Reputation: 1915
Due to business requirements, I need to create a new sitemap, every time a new page is added in the admin panel. We're using Heroku, so we looked into the sitemap_generator gem to do this. We are uploading the sitemap every time the rake sitemap:refresh
is called.
But the sitemap needs to be inside our domain such as https://example.org/sitemap.xml
. So we decided to use reverse proxy (with rack-reverse-proxy gem)
in our config.ru we have
use Rack::ReverseProxy do
reverse_proxy '/sitemap.xml', 'http://our-bucket.amazonaws.com/sitemaps/sitemap.xml', :timeout => 15000, :preserve_host => true
end
and our robots.txt file is
User-Agent: *
Allow: /
Disallow: /admin
But when we submit in google webmaster tools, I get an error, saying URL restricted by robots.txt
, when I try to access directly in the browser https://our_domain.com/sitemap.xml
I get an
<Error>
<Code>InvalidArgument</Code>
<Message>Unsupported Authorization Type</Message>
<ArgumentName>Authorization</ArgumentName>
but accessing the s3 link, http://our-bucket.s3.amazonaws.com/sitemaps/sitemap.xml
our sitemap.xml is displayed correctly.
Any ideas? Is what we're attempting to do even possible?
Upvotes: 0
Views: 774
Reputation: 11
Ran into this same issue because I was on a system that was behind Basic Auth, and so it was passing along that header, which S3 did not like.

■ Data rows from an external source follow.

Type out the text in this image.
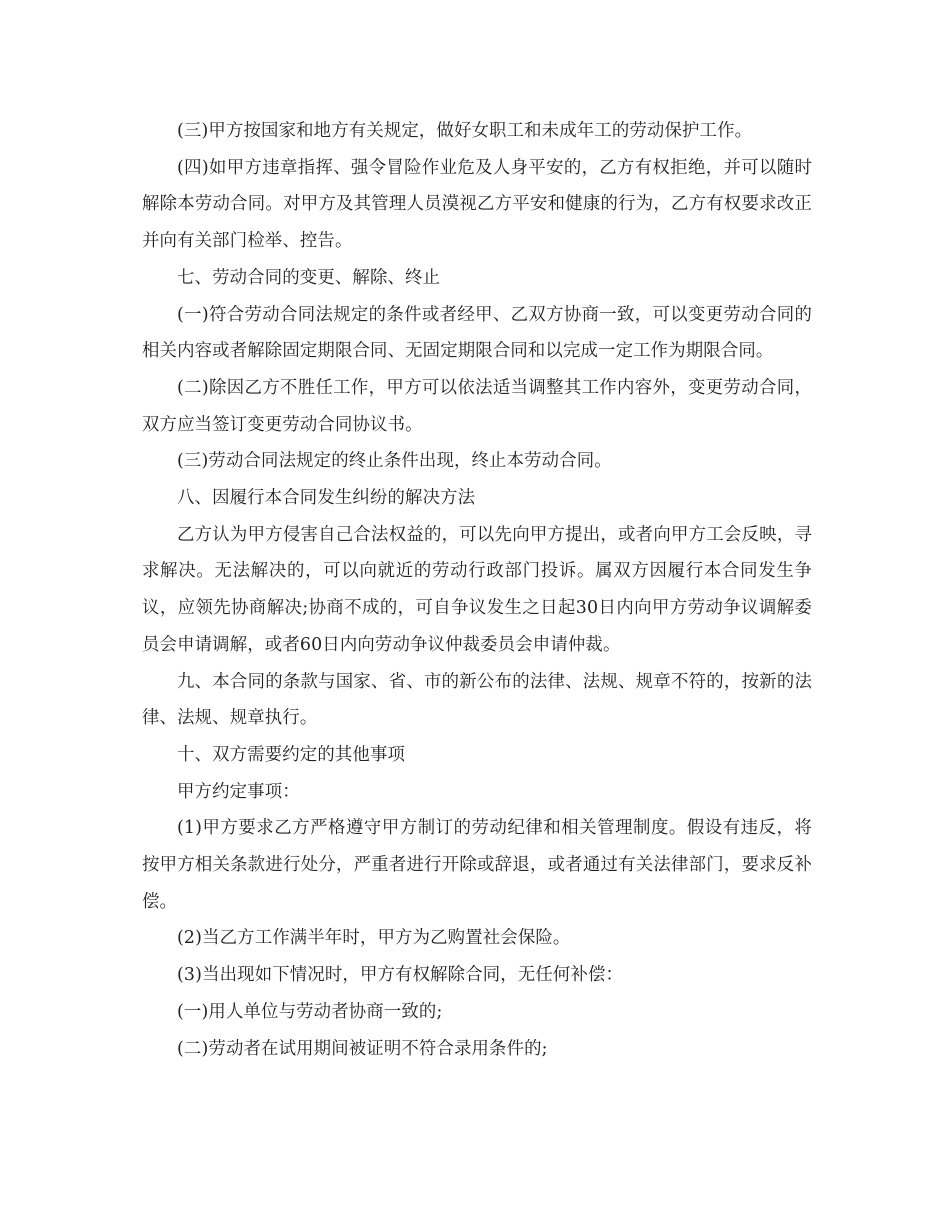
(三)甲方按国家和地方有关规定，做好女职工和未成年工的劳动保护工作。

(四)如甲方违章指挥、强令冒险作业危及人身平安的，乙方有权拒绝，并可以随时解除本劳动合同。对甲方及其管理人员漠视乙方平安和健康的行为，乙方有权要求改正并向有关部门检举、控告。

七、劳动合同的变更、解除、终止

(一)符合劳动合同法规定的条件或者经甲、乙双方协商一致，可以变更劳动合同的相关内容或者解除固定期限合同、无固定期限合同和以完成一定工作为期限合同。

(二)除因乙方不胜任工作，甲方可以依法适当调整其工作内容外，变更劳动合同，双方应当签订变更劳动合同协议书。

(三)劳动合同法规定的终止条件出现，终止本劳动合同。

八、因履行本合同发生纠纷的解决方法

乙方认为甲方侵害自己合法权益的，可以先向甲方提出，或者向甲方工会反映，寻求解决。无法解决的，可以向就近的劳动行政部门投诉。属双方因履行本合同发生争议，应领先协商解决;协商不成的，可自争议发生之日起30日内向甲方劳动争议调解委员会申请调解，或者60日内向劳动争议仲裁委员会申请仲裁。

九、本合同的条款与国家、省、市的新公布的法律、法规、规章不符的，按新的法律、法规、规章执行。

十、双方需要约定的其他事项

甲方约定事项：

(1)甲方要求乙方严格遵守甲方制订的劳动纪律和相关管理制度。假设有违反，将按甲方相关条款进行处分，严重者进行开除或辞退，或者通过有关法律部门，要求反补偿。

(2)当乙方工作满半年时，甲方为乙购置社会保险。

(3)当出现如下情况时，甲方有权解除合同，无任何补偿：

(一)用人单位与劳动者协商一致的;

(二)劳动者在试用期间被证明不符合录用条件的;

Resolved mine by updating reverse_proxy to this latest commit (for some reason the setting I needed didn't make it into the latest release tag):
gem 'rack-reverse-proxy', require: 'rack/reverse_proxy', git: 'https://github.com/waterlink/rack-reverse-proxy.git', ref: 'a4f28a6'
and adding the following setting to reverse_proxy:
config.middleware.use Rack::ReverseProxy do
reverse_proxy_options stripped_headers: ['Authorization']
... <rules here>
end
This question was old but hopefully this helps someone in the future.
Upvotes: 1
Reputation: 4216
You could create an action that responds as xml like so app/controllers/sitemap_controller.rb
:
layout false
def index
@my_pages = Pages.all
render formats: :xml
end
And correspondent view file app/views/sitemap/index.xml.builder
:
base_url = request.url.chomp('sitemap.xml')
xml.instruct! :xml, version: '1.0', encoding: 'utf-8'
xml.tag! 'urlset',
'xmlns' => 'http://www.sitemaps.org/schemas/sitemap/0.9',
'xmlns:xsi' => 'http://www.w3.org/2001/XMLSchema-instance',
'xsi:schemaLocation' => 'http://www.sitemaps.org/schemas/sitemap/0.9
http://www.sitemaps.org/schemas/sitemap/0.9/sitemap.xsd' do
@my_pages.each do |page|
xml.url {
xml.loc URI.join(base_url, page.url)
}
end
end
Don't forget to create a route for it:
config/routes.rb
:
get '/sitemap.xml', to: 'sitemap#index'
No need for reverse proxy, you could also create an rake task to ping search engines and you're good to go. Happy coding!
Upvotes: 0